First, to better understand plasma cell phenotypes within their tissue microenvironment in breast cancer, we have collected and generated large datasets from a set of 6 individual untreated breast cancer patients, diagnosed with either Her2 positive tumors or Triple Negative breast tumors. We selected these patients since they are more likely to have high immune cell infiltration in their tumors and in the case of TNBC, lack targeted treatment options. For these patients, we have collected samples from several different tumor regions and generated datasets that include all immune cells (including plasma cells), tumor cells, spatial transcriptomics, exome sequencing, protein content, and antigen receptor information. We have found that: the amount of plasma cells (and the related B cells) varies greatly between patients, that the number of plasma cells per tumor is likely underestimated using single cell transcriptomics methods, that breast tumor tissue contains high antibody content, and that tumor-associated antibodies most commonly are of the IGG, IGA, or IGM isotype. In developing a map of plasma cell interactions with tumor cells directly, we have also set out to develop the tumor clonal evolution within the same samples. To do this, we have profiled the tumor cells in depth to understand their lineage relationships and how they relate to each other. Then we have used the spatial transcriptomics data to map these tumor cell clones within the tissue. This work will help to understand the interactions between distinct plasma cells and the tumors. This work is on-going and we are working towards generating a draft for publishing these results.
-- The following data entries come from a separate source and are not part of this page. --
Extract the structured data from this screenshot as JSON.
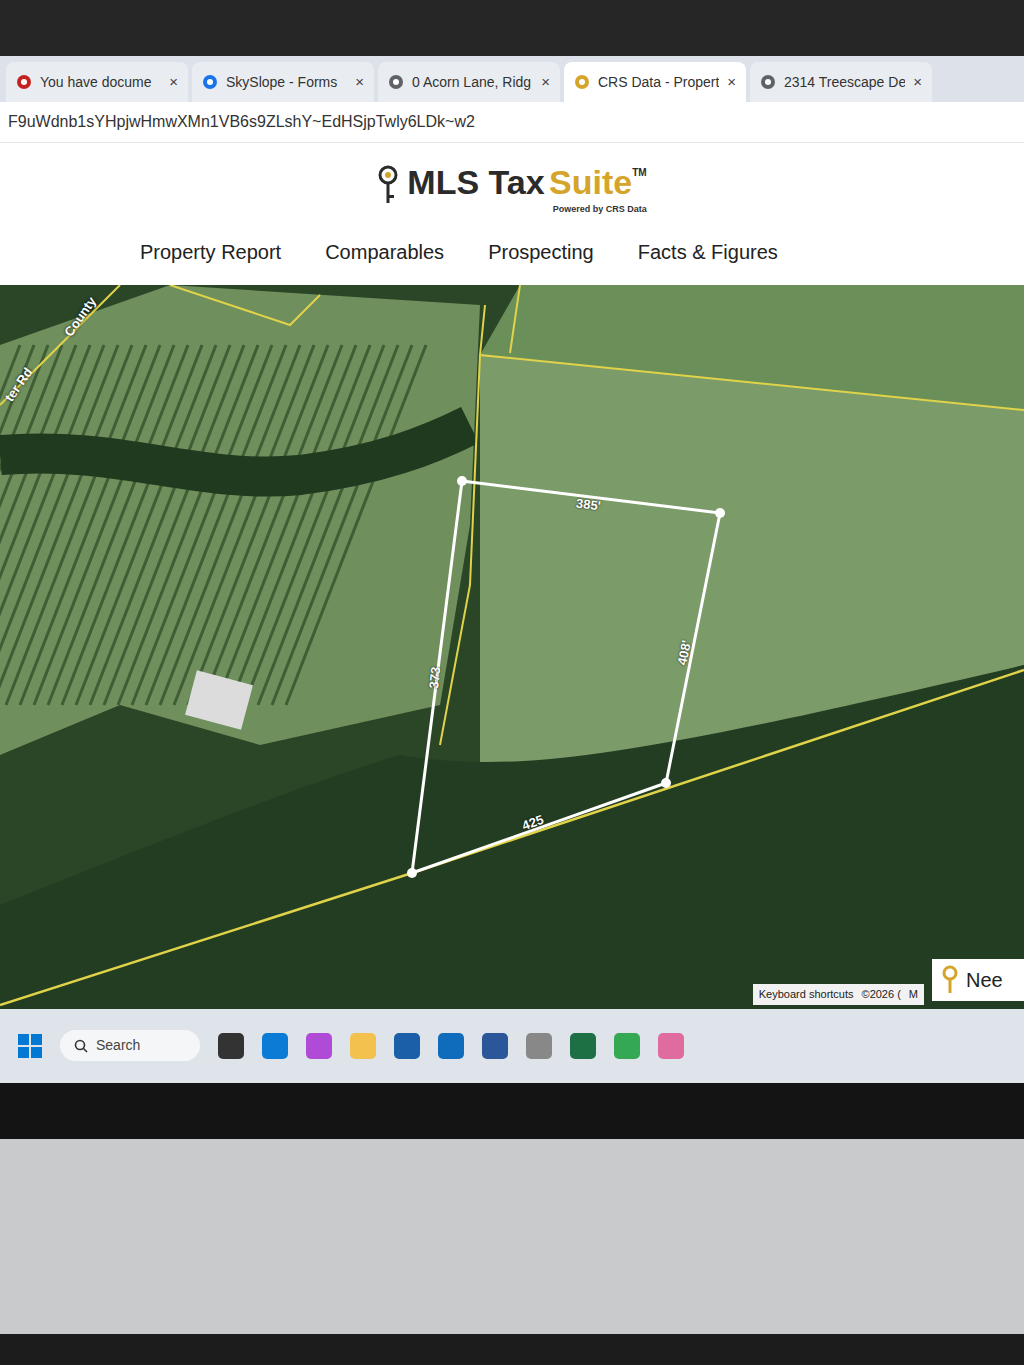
{
  "browser": {
    "tabs": [
      {
        "label": "You have docume",
        "close": "×",
        "selected": false,
        "color": "#c5221f"
      },
      {
        "label": "SkySlope - Forms",
        "close": "×",
        "selected": false,
        "color": "#1a73e8"
      },
      {
        "label": "0 Acorn Lane, Ridg",
        "close": "×",
        "selected": false,
        "color": "#5f6368"
      },
      {
        "label": "CRS Data - Propert",
        "close": "×",
        "selected": true,
        "color": "#d4a52a"
      },
      {
        "label": "2314 Treescape De",
        "close": "×",
        "selected": false,
        "color": "#5f6368"
      }
    ],
    "url": "F9uWdnb1sYHpjwHmwXMn1VB6s9ZLshY~EdHSjpTwly6LDk~w2"
  },
  "app": {
    "logo": {
      "main": "MLS Tax",
      "accent": "Suite",
      "tm": "TM",
      "tagline": "Powered by CRS Data"
    },
    "nav": [
      {
        "label": "Property Report"
      },
      {
        "label": "Comparables"
      },
      {
        "label": "Prospecting"
      },
      {
        "label": "Facts & Figures"
      }
    ]
  },
  "map": {
    "roads": [
      "County",
      "ter Rd"
    ],
    "dimensions": [
      "385'",
      "408'",
      "425",
      "373"
    ],
    "attribution": [
      "Keyboard shortcuts",
      "©2026 (",
      "M"
    ]
  },
  "chat": {
    "label": "Nee"
  },
  "taskbar": {
    "search": "Search"
  }
}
Second, in parallel, I have contributed to understanding plasma cells within breast tumors using already collected patient material from HER2 positive breast tumors (Andersson et al. Nature Communications 2021). Here, we found that: plasma cells located away from tumor cells and B cells, but instead located proximal to other immune cell types, including macrophage subsets. In this published article, we also developed a tool to predict the location of tertiary lymphoid structures in tissues using spatial transcriptomics data. These structures are important activation centers for immune cells, including B and plasma cells, within tumors (and other inflamed tissues). Together, these findings can form the basis for future functional studies into the mechanisms and roles of these interactions. These results have been published and the corresponding datasets are available to the public.
Third, to better understand plasma cell lineage relationships (i.e. using the B cell receptor as an endogenous cellular barcode to track cells) and antigen receptor information within breast tumors, we are using these generated datasets to extend the spatial transcriptomics method to enable measuring these aspects in tumor tissue sections. This method is expected to be applicable to understanding plasma cell biology beyond breast cancer, including in the context of infection, vaccine responses, and autoimmunity.